Penelitian telah menunjukkan bahwa ketika kita mengasumsikan jumlah rata-rata perembesan di usus kita, misalnya, hal itu menghasilkan peningkatan konsentrasi bahan kimia yang sangat kecil di jaringan sekitarnya. Dan bahan kimia ini tidak selalu meningkat sepanjang hidup Anda, karena bahan kimia tersebut juga dapat meresap keluar dari jaringan Anda dan keluar melalui tinja Anda.

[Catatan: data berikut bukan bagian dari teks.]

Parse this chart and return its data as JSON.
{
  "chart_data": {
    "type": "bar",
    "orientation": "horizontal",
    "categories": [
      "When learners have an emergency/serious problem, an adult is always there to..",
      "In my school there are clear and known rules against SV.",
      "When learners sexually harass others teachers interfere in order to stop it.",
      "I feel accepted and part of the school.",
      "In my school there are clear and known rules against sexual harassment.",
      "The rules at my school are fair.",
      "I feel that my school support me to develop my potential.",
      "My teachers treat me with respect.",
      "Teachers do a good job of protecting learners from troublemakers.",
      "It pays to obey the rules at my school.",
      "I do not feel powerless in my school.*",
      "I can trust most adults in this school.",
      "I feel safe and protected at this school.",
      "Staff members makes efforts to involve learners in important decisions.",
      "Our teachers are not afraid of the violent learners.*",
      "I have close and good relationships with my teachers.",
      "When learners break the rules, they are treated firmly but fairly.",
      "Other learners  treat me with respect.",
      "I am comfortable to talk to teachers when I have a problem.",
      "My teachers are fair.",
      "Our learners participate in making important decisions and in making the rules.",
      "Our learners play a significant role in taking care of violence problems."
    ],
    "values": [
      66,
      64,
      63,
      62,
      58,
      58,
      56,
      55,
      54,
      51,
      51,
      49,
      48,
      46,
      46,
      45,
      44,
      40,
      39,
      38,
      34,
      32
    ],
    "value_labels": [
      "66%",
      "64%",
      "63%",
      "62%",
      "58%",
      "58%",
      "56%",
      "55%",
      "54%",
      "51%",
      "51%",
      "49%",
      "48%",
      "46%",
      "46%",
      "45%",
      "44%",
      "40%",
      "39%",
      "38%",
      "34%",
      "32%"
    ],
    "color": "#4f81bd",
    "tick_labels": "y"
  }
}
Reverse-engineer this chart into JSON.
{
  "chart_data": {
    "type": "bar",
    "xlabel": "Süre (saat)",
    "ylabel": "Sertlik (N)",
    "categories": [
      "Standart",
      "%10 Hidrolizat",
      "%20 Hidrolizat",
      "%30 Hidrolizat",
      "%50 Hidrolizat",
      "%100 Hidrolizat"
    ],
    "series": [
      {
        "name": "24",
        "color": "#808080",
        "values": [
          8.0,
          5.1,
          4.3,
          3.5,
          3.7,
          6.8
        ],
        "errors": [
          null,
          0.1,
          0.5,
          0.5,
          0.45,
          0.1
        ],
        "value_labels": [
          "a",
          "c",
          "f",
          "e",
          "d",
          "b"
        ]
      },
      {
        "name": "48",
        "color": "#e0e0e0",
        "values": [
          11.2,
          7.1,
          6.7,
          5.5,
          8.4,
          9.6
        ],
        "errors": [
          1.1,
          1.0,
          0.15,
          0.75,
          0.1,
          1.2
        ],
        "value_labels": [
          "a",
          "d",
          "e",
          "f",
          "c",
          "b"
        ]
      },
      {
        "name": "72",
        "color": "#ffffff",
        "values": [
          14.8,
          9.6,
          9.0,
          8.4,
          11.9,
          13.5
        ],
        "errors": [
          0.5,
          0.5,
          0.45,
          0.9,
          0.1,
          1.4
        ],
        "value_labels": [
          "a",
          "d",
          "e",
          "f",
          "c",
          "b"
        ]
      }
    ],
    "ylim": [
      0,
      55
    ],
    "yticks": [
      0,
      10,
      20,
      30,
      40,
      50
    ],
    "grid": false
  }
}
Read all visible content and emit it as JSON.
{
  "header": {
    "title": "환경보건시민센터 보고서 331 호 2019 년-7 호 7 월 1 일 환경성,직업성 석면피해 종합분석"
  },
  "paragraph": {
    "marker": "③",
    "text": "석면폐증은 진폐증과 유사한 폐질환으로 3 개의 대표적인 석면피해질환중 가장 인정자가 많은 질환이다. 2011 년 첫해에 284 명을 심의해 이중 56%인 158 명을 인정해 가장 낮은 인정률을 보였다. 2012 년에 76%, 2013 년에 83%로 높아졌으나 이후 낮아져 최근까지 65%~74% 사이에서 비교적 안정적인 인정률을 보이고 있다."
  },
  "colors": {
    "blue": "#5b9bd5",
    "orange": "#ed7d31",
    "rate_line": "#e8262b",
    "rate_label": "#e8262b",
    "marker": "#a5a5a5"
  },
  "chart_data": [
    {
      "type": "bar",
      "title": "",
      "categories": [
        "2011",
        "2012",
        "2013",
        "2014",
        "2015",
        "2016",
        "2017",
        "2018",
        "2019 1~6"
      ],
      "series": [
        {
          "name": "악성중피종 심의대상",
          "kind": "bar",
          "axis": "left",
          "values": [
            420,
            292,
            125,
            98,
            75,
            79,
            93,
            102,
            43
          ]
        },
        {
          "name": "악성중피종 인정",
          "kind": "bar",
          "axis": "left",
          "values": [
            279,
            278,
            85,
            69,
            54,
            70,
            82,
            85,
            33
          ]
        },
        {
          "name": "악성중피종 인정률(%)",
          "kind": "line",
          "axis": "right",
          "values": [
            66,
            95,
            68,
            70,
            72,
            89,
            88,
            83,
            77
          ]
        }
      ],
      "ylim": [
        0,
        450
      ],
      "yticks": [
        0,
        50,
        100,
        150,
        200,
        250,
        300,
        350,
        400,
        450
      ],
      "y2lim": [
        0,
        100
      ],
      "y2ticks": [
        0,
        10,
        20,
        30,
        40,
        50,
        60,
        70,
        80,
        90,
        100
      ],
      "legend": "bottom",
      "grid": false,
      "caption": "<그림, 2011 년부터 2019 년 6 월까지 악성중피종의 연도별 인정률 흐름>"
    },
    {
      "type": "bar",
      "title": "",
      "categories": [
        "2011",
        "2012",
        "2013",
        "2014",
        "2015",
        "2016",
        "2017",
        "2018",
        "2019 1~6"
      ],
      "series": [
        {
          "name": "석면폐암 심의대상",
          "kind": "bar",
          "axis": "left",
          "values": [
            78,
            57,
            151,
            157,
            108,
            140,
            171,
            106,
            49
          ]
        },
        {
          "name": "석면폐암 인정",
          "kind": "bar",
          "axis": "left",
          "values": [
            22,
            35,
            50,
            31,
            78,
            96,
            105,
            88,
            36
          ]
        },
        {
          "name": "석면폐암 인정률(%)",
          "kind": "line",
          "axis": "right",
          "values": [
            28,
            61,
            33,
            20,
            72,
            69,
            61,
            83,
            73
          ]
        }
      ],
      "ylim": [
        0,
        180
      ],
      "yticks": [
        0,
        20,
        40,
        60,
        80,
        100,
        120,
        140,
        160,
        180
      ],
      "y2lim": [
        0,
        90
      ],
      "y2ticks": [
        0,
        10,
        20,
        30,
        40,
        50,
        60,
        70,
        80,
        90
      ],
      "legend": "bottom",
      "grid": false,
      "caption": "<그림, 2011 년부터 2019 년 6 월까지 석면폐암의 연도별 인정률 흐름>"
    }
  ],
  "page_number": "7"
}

Kekhawatiran telah muncul bahwa racun lain yang melekat pada mikroplastik dapat masuk ke dalam tubuh. Atau dapat mengganggu respons imun, atau menyebabkan kerusakan sel atau peradangan. Tapi apakah efek ini lebih parah daripada, misalnya, jenis polusi udara lainnya, paparan sinar matahari, mengonsumsi gula berlebihan, atau terkena flu? Kita sama sekali tidak tahu.
Memang wajar untuk berpikir bahwa mikroplastik mungkin berbahaya bagi kesehatan kita, dan kita harus mencari tahu apakah memang demikian. Klaim ini memperkuat perasaan pesimis kita tentang polusi yang terjadi di sekitar kita. Dan hanya karena kita tidak mengonsumsi plastik sebanyak yang tertera di kartu kredit setiap minggu bukan berarti kekhawatiran yang mendasarinya tidak valid.
Tapi bidang ini masih baru, dan kita belum memiliki data yang akurat tentang efek mikroplastik dalam tubuh. Jadi saya akan menghabiskan waktu saya untuk mengkhawatirkan hal-hal lain sampai kita memiliki penelitian yang lebih solid tentang efek mikroplastik.